Rozdział 89
Dylan POV
Pójść z nim? Jak miałam pójść z Lewisem, nie doprowadzając do tego, żebyśmy oboje zginęli? Nie żebym w jakikolwiek sposób starała się pokazać mu, że go słyszałam, po prostu patrzyłam prosto przed siebie, rozkoszując się ciepłem, jakie dawał mi top Lewisa.

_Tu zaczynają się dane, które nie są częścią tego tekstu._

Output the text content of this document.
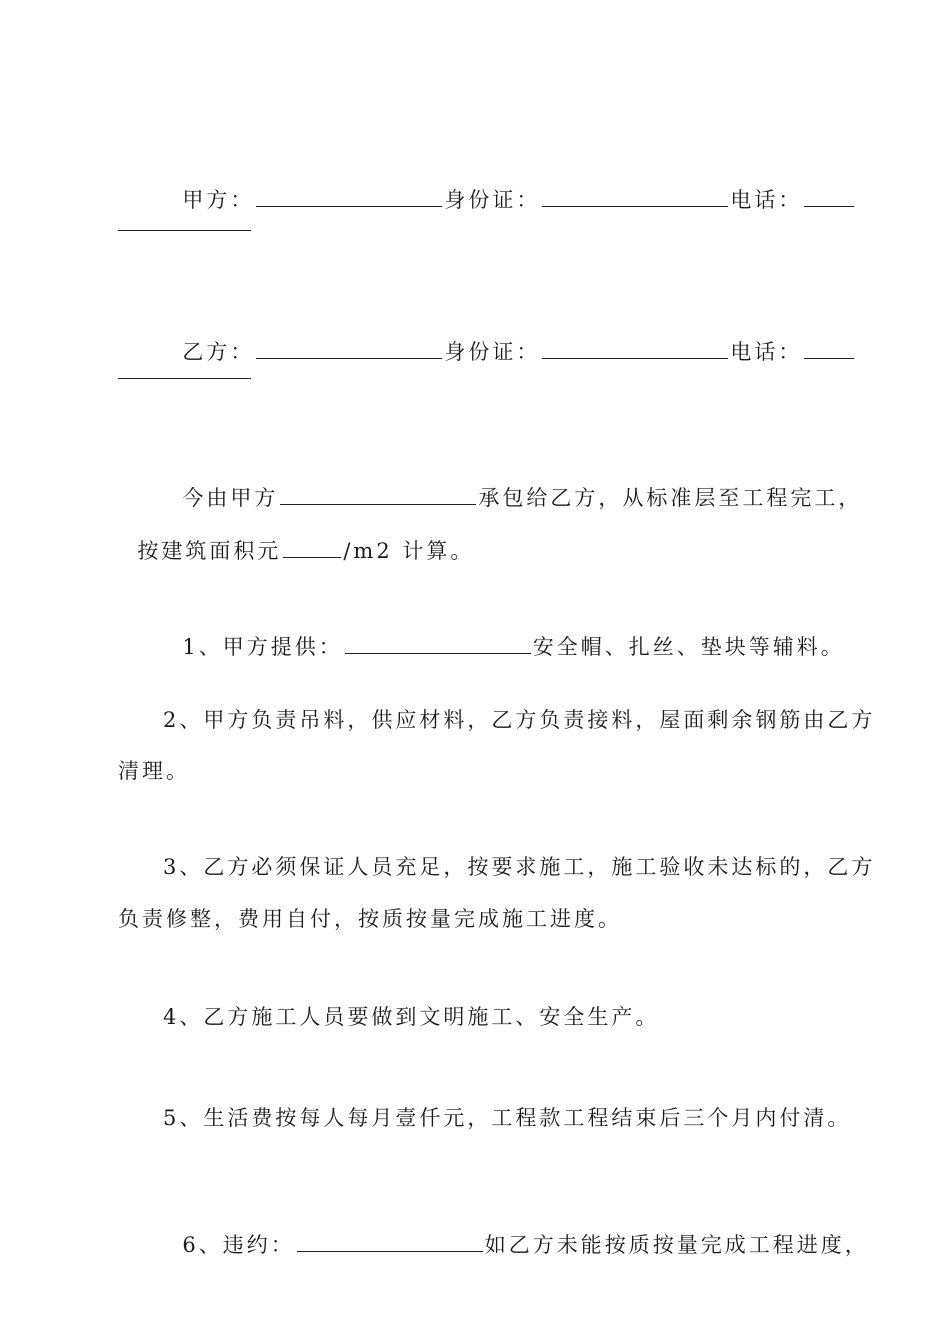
甲方：	身份证：	电话：

乙方：	身份证：	电话：

今由甲方	承包给乙方，从标准层至工程完工，

按建筑面积元	/m2 计算。

1、甲方提供：	安全帽、扎丝、垫块等辅料。

2、甲方负责吊料，供应材料，乙方负责接料，屋面剩余钢筋由乙方
清理。
3、乙方必须保证人员充足，按要求施工，施工验收未达标的，乙方
负责修整，费用自付，按质按量完成施工进度。
4、乙方施工人员要做到文明施工、安全生产。
5、生活费按每人每月壹仟元，工程款工程结束后三个月内付清。

6、违约：	如乙方未能按质按量完成工程进度，
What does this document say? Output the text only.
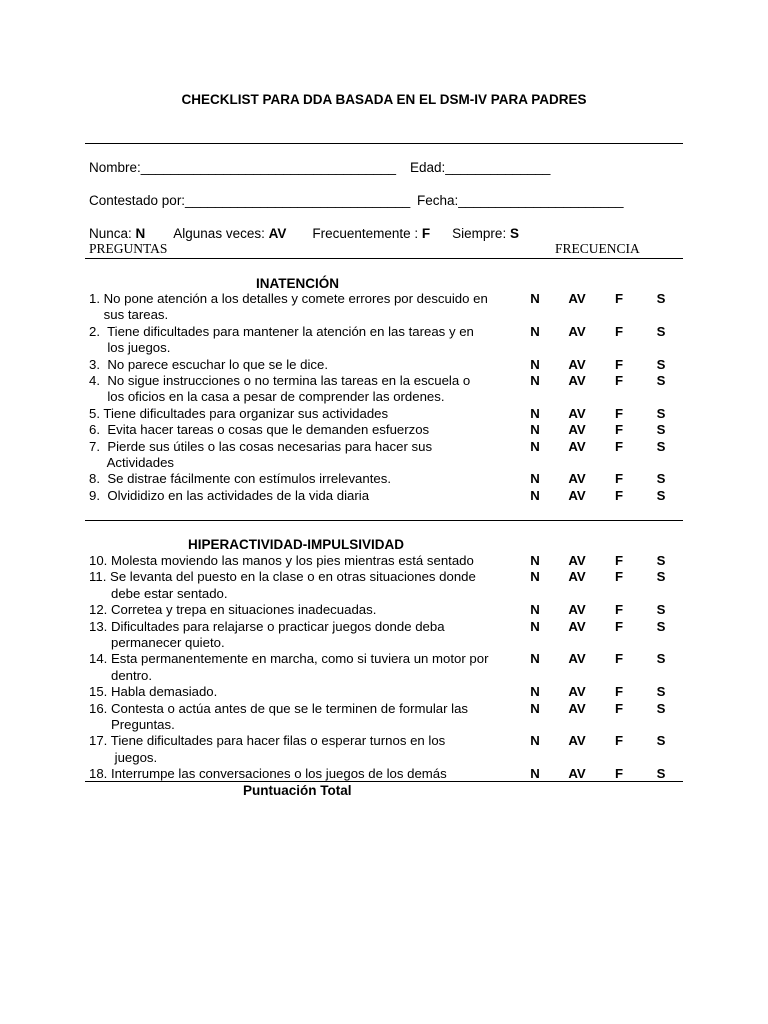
CHECKLIST PARA DDA BASADA EN EL DSM-IV PARA PADRES
Nombre:__________________________________ Edad:______________
Contestado por:______________________________ Fecha:______________________
Nunca: N Algunas veces: AV Frecuentemente : F Siempre: S
PREGUNTAS	FRECUENCIA
INATENCIÓN
1. No pone atención a los detalles y comete errores por descuido en	N	AV	F	S
sus tareas.
2.  Tiene dificultades para mantener la atención en las tareas y en	N	AV	F	S
los juegos.
3.  No parece escuchar lo que se le dice.	N	AV	F	S
4.  No sigue instrucciones o no termina las tareas en la escuela o	N	AV	F	S
los oficios en la casa a pesar de comprender las ordenes.
5. Tiene dificultades para organizar sus actividades	N	AV	F	S
6.  Evita hacer tareas o cosas que le demanden esfuerzos	N	AV	F	S
7.  Pierde sus útiles o las cosas necesarias para hacer sus	N	AV	F	S
Actividades
8.  Se distrae fácilmente con estímulos irrelevantes.	N	AV	F	S
9.  Olvididizo en las actividades de la vida diaria	N	AV	F	S
HIPERACTIVIDAD-IMPULSIVIDAD
10. Molesta moviendo las manos y los pies mientras está sentado	N	AV	F	S
11. Se levanta del puesto en la clase o en otras situaciones donde	N	AV	F	S
debe estar sentado.
12. Corretea y trepa en situaciones inadecuadas.	N	AV	F	S
13. Dificultades para relajarse o practicar juegos donde deba	N	AV	F	S
permanecer quieto.
14. Esta permanentemente en marcha, como si tuviera un motor por	N	AV	F	S
dentro.
15. Habla demasiado.	N	AV	F	S
16. Contesta o actúa antes de que se le terminen de formular las	N	AV	F	S
Preguntas.
17. Tiene dificultades para hacer filas o esperar turnos en los	N	AV	F	S
juegos.
18. Interrumpe las conversaciones o los juegos de los demás	N	AV	F	S
Puntuación Total
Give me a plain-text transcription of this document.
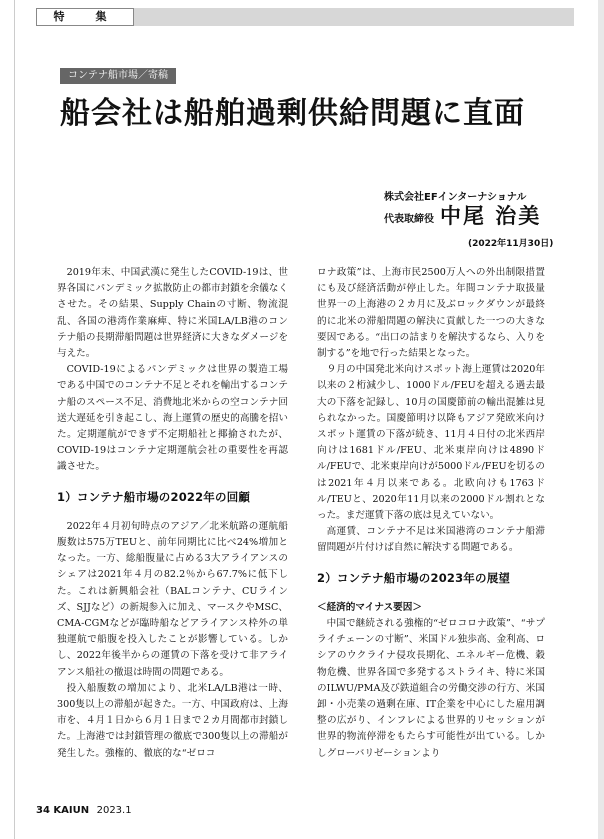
特　集
コンテナ船市場／寄稿
船会社は船舶過剰供給問題に直面
株式会社EFインターナショナル
代表取締役 中尾 治美
(2022年11月30日)

2019年末、中国武漢に発生したCOVID-19は、世界各国にパンデミック拡散防止の都市封鎖を余儀なくさせた。その結果、Supply Chainの寸断、物流混乱、各国の港湾作業麻痺、特に米国LA/LB港のコンテナ船の長期滞船問題は世界経済に大きなダメージを与えた。

COVID-19によるパンデミックは世界の製造工場である中国でのコンテナ不足とそれを輸出するコンテナ船のスペース不足、消費地北米からの空コンテナ回送大遅延を引き起こし、海上運賃の歴史的高騰を招いた。定期運航ができず不定期船社と揶揄されたが、COVID-19はコンテナ定期運航会社の重要性を再認識させた。

1）コンテナ船市場の2022年の回顧

2022年４月初旬時点のアジア／北米航路の運航船腹数は575万TEUと、前年同期比に比べ24%増加となった。一方、総船腹量に占める3大アライアンスのシェアは2021年４月の82.2％から67.7%に低下した。これは新興船会社（BALコンテナ、CUラインズ、SJJなど）の新規参入に加え、マースクやMSC、CMA-CGMなどが臨時船などアライアンス枠外の単独運航で船腹を投入したことが影響している。しかし、2022年後半からの運賃の下落を受けて非アライアンス船社の撤退は時間の問題である。

投入船腹数の増加により、北米LA/LB港は一時、300隻以上の滞船が起きた。一方、中国政府は、上海市を、４月１日から６月１日まで２カ月間都市封鎖した。上海港では封鎖管理の徹底で300隻以上の滞船が発生した。強権的、徹底的な“ゼロコ

ロナ政策”は、上海市民2500万人への外出制限措置にも及び経済活動が停止した。年間コンテナ取扱量世界一の上海港の２カ月に及ぶロックダウンが最終的に北米の滞船問題の解決に貢献した一つの大きな要因である。“出口の詰まりを解決するなら、入りを制する”を地で行った結果となった。

９月の中国発北米向けスポット海上運賃は2020年以来の２桁減少し、1000ドル/FEUを超える過去最大の下落を記録し、10月の国慶節前の輸出混雑は見られなかった。国慶節明け以降もアジア発欧米向けスポット運賃の下落が続き、11月４日付の北米西岸向けは1681ドル/FEU、北米東岸向けは4890ドル/FEUで、北米東岸向けが5000ドル/FEUを切るのは2021年４月以来である。北欧向けも1763ドル/TEUと、2020年11月以来の2000ドル割れとなった。まだ運賃下落の底は見えていない。

高運賃、コンテナ不足は米国港湾のコンテナ船滞留問題が片付けば自然に解決する問題である。

2）コンテナ船市場の2023年の展望

＜経済的マイナス要因＞

中国で継続される強権的“ゼロコロナ政策”、“サプライチェーンの寸断”、米国ドル独歩高、金利高、ロシアのウクライナ侵攻長期化、エネルギー危機、穀物危機、世界各国で多発するストライキ、特に米国のILWU/PMA及び鉄道組合の労働交渉の行方、米国卸・小売業の過剰在庫、IT企業を中心にした雇用調整の広がり、インフレによる世界的リセッションが世界的物流停滞をもたらす可能性が出ている。しかしグローバリゼーションより

34 KAIUN 2023.1
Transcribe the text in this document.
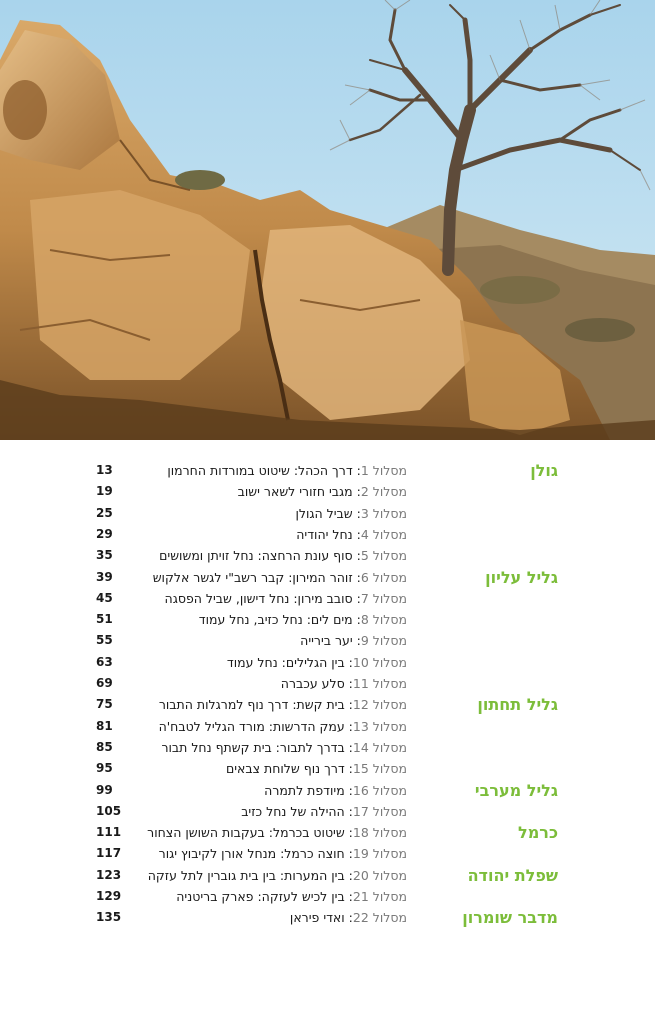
גולן
מסלול 1: דרך הכהל: שיטוט במורדות החרמון
13
מסלול 2: מגבי חזורי לשאר ישוב
19
מסלול 3: שביל הגולן
25
מסלול 4: נחל יהודיה
29
מסלול 5: סוף עונת הרחצה: נחל זויתן ומשושים
35
גליל עליון
מסלול 6: זוהר המירון: קבר רשב"י לגשר אלקוש
39
מסלול 7: סובב מירון: נחל דישון, שביל הפסגה
45
מסלול 8: מים לים: נחל כזיב, נחל עמוד
51
מסלול 9: יער בירייה
55
מסלול 10: בין הגלילים: נחל עמוד
63
מסלול 11: סלע עכברה
69
גליל תחתון
מסלול 12: בית קשת: דרך נוף למרגלות התבור
75
מסלול 13: עמק הדרשות: מורד הגליל לטבח'ה
81
מסלול 14: בדרך לתבור: בית קשתף נחל תבור
85
מסלול 15: דרך נוף שלוחת צבאים
95
גליל מערבי
מסלול 16: מיודפת לתמרה
99
מסלול 17: ההילה של נחל כזיב
105
כרמל
מסלול 18: שיטוט בכרמל: בעקבות השושן הצחור
111
מסלול 19: חוצה כרמל: מנחל אורן לקיבוץ יגור
117
שפלת יהודה
מסלול 20: בין המערות: בין בית גוברין לתל עזקה
123
מסלול 21: בין לכיש לעזקה: פארק בריטניה
129
מדבר שומרון
מסלול 22: ואדי פיראן
135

„Kurwa!” Brzmiał zirytowany, a wraz z tym pojawiło się nieoczekiwane uczucie. Nagle poczułam lekkie uderzenie w policzek, przez co szybko mrugnęłam, próbując pogodzić się z nowym bólem, ale to nie było to, co zwykle rozdaje król. Szybko odzyskałam wzrok, a Lewis wpatrywał się w moje oczy tak wyraźnie jak w dzień, krew pokrywała jego świeżo opuchniętą twarz, gdy obejmował mój policzek. „Oto ona…” Byłam całkowicie upokorzona wydarzeniami, które właśnie miały miejsce, ale musiałam się z nimi otrząsnąć. Naprawdę nie wiedziałam, ile jeszcze mogę znieść. „Chodź, musimy wyjść”. Podniósł mnie na nogi i objął moją dłoń swoją, po czym wybiegł z pokoju i zbiegł po schodach, ciągnąc mnie za sobą. Moje stopy nie były świetne i ciągle upadałam na kolana, co z kolei dramatycznie nas spowalniało.